Inspiration: Alexander Calder

My new year’s resolution this year was a fun one: go to more museums and galleries. It’s embarrassing that I’ve now lived in New York for seven years and there are so many famous museums I’ve still never visited! So a couple of weeks ago I came through on my resolution and went to the Whitney Museum for the first time. I loved it! It’s a nice size (five not-so-big floors), the building is cool (all thick concrete), and it wasn’t crowded at all on a Wednesday afternoon.

I started with their American Legends show, which features artwork from big names of the first half of the 20th Century. I haven’t studied much art history, so while some of it was very familiar or vaguely familiar, most of it was new to me. Paintings dominated, of course, but my favorite pieces were by Alexander Calder. If the name isn’t familiar to you, then certainly his work is.


Calder basically invented the hanging mobile, and his perfectly balanced pieces of orbiting shapes are iconic. I loved the delicate engineering of his mobiles and balancing sculptures, but my favorite pieces on exhibit were his kinetic circus toys.


When living in Paris in the 1920s, Calder created a cast of human and animal figures made of wire and scraps of other simple materials. Each of these toys could perform a trick of motion when manipulated by hand: a lion tamer snapped a whip, a dog walked around on its hind legs. Calder held entire mini circus performances in which he would get down on the floor and manipulate his modernist toys for audiences adults and children. (Back in New York, fans could book Calder’s circus through the Junior League at Saks Fifth Avenue.)
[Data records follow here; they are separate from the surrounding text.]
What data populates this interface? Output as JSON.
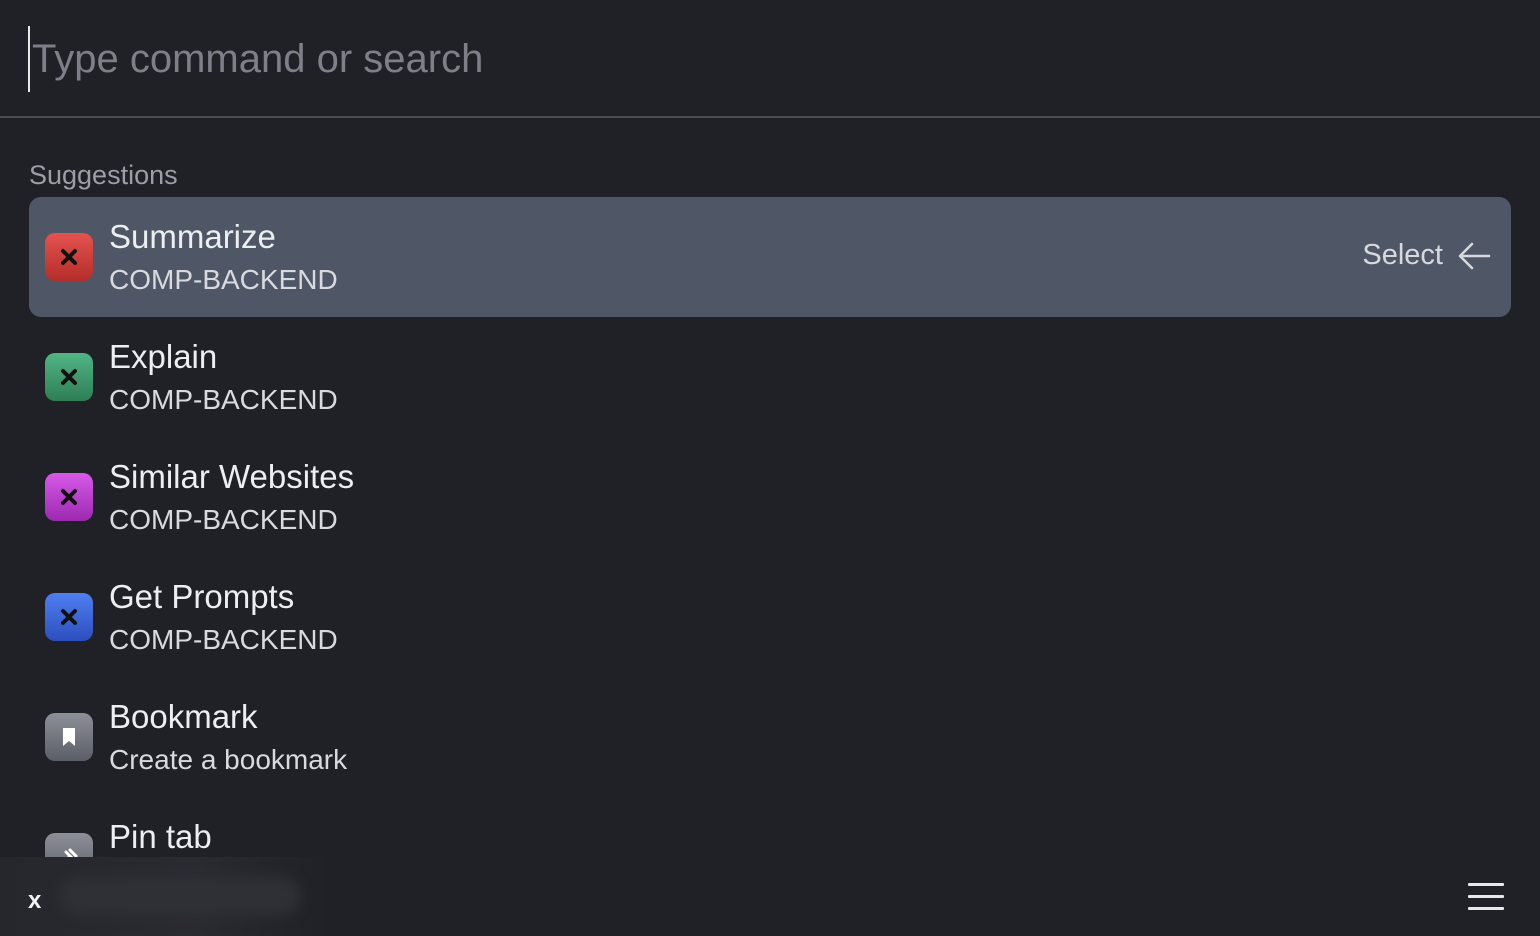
{
  "search": {
    "placeholder": "Type command or search",
    "value": ""
  },
  "suggestions": {
    "label": "Suggestions",
    "items": [
      {
        "title": "Summarize",
        "subtitle": "COMP-BACKEND",
        "icon": "close-icon",
        "color": "#d9413e",
        "selected": true,
        "action_label": "Select"
      },
      {
        "title": "Explain",
        "subtitle": "COMP-BACKEND",
        "icon": "close-icon",
        "color": "#3f9b6c",
        "selected": false
      },
      {
        "title": "Similar Websites",
        "subtitle": "COMP-BACKEND",
        "icon": "close-icon",
        "color": "#bc44d0",
        "selected": false
      },
      {
        "title": "Get Prompts",
        "subtitle": "COMP-BACKEND",
        "icon": "close-icon",
        "color": "#3e66d8",
        "selected": false
      },
      {
        "title": "Bookmark",
        "subtitle": "Create a bookmark",
        "icon": "bookmark-icon",
        "color": "#757780",
        "selected": false
      },
      {
        "title": "Pin tab",
        "subtitle": "",
        "icon": "pin-icon",
        "color": "#757780",
        "selected": false
      }
    ]
  },
  "footer": {
    "close_label": "x",
    "menu_icon": "hamburger-menu-icon"
  }
}
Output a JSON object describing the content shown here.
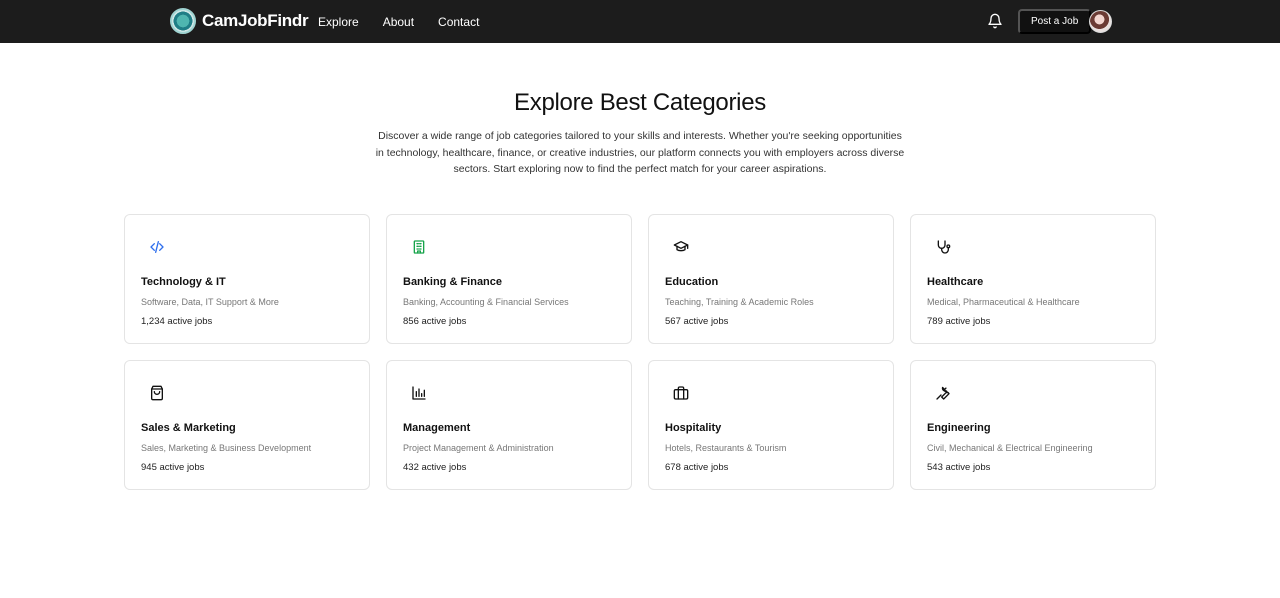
{
  "nav": {
    "brand": "CamJobFindr",
    "links": [
      "Explore",
      "About",
      "Contact"
    ],
    "post_job": "Post a Job",
    "bell_icon": "bell-icon",
    "avatar_icon": "user-avatar"
  },
  "hero": {
    "title": "Explore Best Categories",
    "description": "Discover a wide range of job categories tailored to your skills and interests. Whether you're seeking opportunities in technology, healthcare, finance, or creative industries, our platform connects you with employers across diverse sectors. Start exploring now to find the perfect match for your career aspirations."
  },
  "categories": [
    {
      "name": "Technology & IT",
      "sub": "Software, Data, IT Support & More",
      "count": "1,234 active jobs",
      "icon": "code-icon",
      "color": "#2f6fed"
    },
    {
      "name": "Banking & Finance",
      "sub": "Banking, Accounting & Financial Services",
      "count": "856 active jobs",
      "icon": "building-icon",
      "color": "#16a34a"
    },
    {
      "name": "Education",
      "sub": "Teaching, Training & Academic Roles",
      "count": "567 active jobs",
      "icon": "graduation-cap-icon",
      "color": "#111111"
    },
    {
      "name": "Healthcare",
      "sub": "Medical, Pharmaceutical & Healthcare",
      "count": "789 active jobs",
      "icon": "stethoscope-icon",
      "color": "#111111"
    },
    {
      "name": "Sales & Marketing",
      "sub": "Sales, Marketing & Business Development",
      "count": "945 active jobs",
      "icon": "shopping-bag-icon",
      "color": "#111111"
    },
    {
      "name": "Management",
      "sub": "Project Management & Administration",
      "count": "432 active jobs",
      "icon": "bar-chart-icon",
      "color": "#111111"
    },
    {
      "name": "Hospitality",
      "sub": "Hotels, Restaurants & Tourism",
      "count": "678 active jobs",
      "icon": "briefcase-icon",
      "color": "#111111"
    },
    {
      "name": "Engineering",
      "sub": "Civil, Mechanical & Electrical Engineering",
      "count": "543 active jobs",
      "icon": "wrench-icon",
      "color": "#111111"
    }
  ]
}
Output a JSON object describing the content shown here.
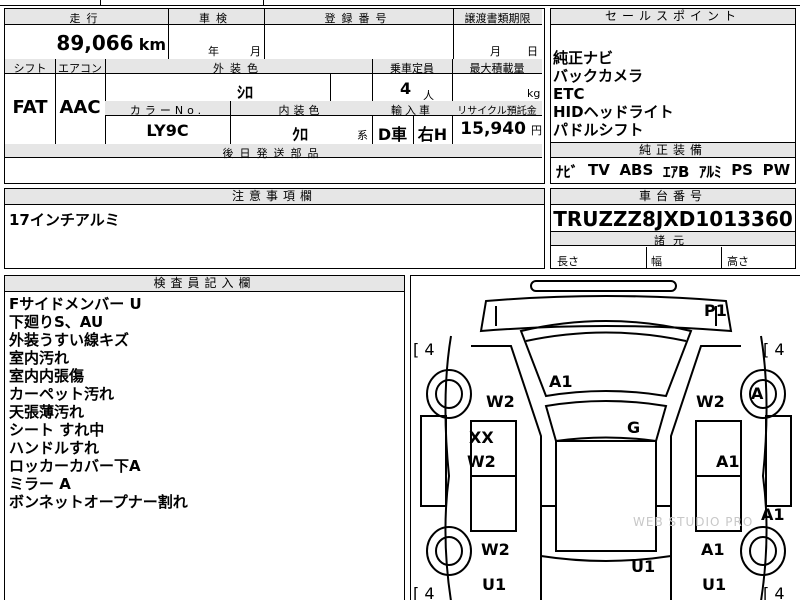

I love the humor and intimate interaction involved in these seemingly crude pieces.


The toys are works of art on their own, but they are meant to be moved by hand and experienced as a live performance. The Whitney has a film of Calder performing his circus in 1955, but I have a feeling that the poor quality doesn’t do the circus justice, and seeing it in person in the ’20s must have been a vastly different experience.


In the 1930s Calder moved on to focus on his wire sculptures and abstract pieces. But his playful, interactive circus strikes me as his richest artistic experiment.

10 thoughts on “Inspiration: Alexander Calder

  1. Calder was one of my favorite artists when I was studying art history. As someone who finds a lot of the modern art movement unfathomably pretentious, his art was accessible on a multitude of levels that allowed me to appreciate it without feeling like I was creating meaning whole cloth that might not have been the artists intent.

    Yeah, I might have been scarred by interpreting the fur lined teacup way too many times.

  2. And seeing it in the ’20’s would have been a different experience as they didn’t have all the technology we do now.

    If you doubt it, try explaining what is so great about Pong to someone under 20 or so today.

  3. And I recommend the Folk Art Museum…that is my personal favorite (and they have a party on some Friday nights!)

  4. Leslie, that’s a good point about how what people found entertaining in the 20s would have been different. But I like the idea that the live performance would still be captivating to me now. And the Folk Art Museum is one of the few that I have visited—in fact, I was just talking about going there again sometime soon!

  5. Calder mobiles are so well balanced, you can JUST blow a stream of air out of your mouth and get them to move. Just becareful. the guard will chastise you and make you stop. (but there are always new guards, and I do it each time I go!)

  6. I’ve never heard of Calder, but now I think I want to research more about him. I like his work, it’s very interesting.

  7. Hey there, I was searching around for the botan candy sticker of the poolside penguin on the web and came across your blog post! I was wondering if A. It still exists and is unused and B. could I potentially buy it from you? My computer was stolen and the sticker had sentimental significance. Super silly request but if it still exists I’d love to nab one:)

  8. About a year ago or so the Seattle Art Museum had a wonderful Calder exhibit. My favorite part was that my 2 kids loved it as much as I did. My sciency-type son was so intrigued trying to figure out how everything balanced so well.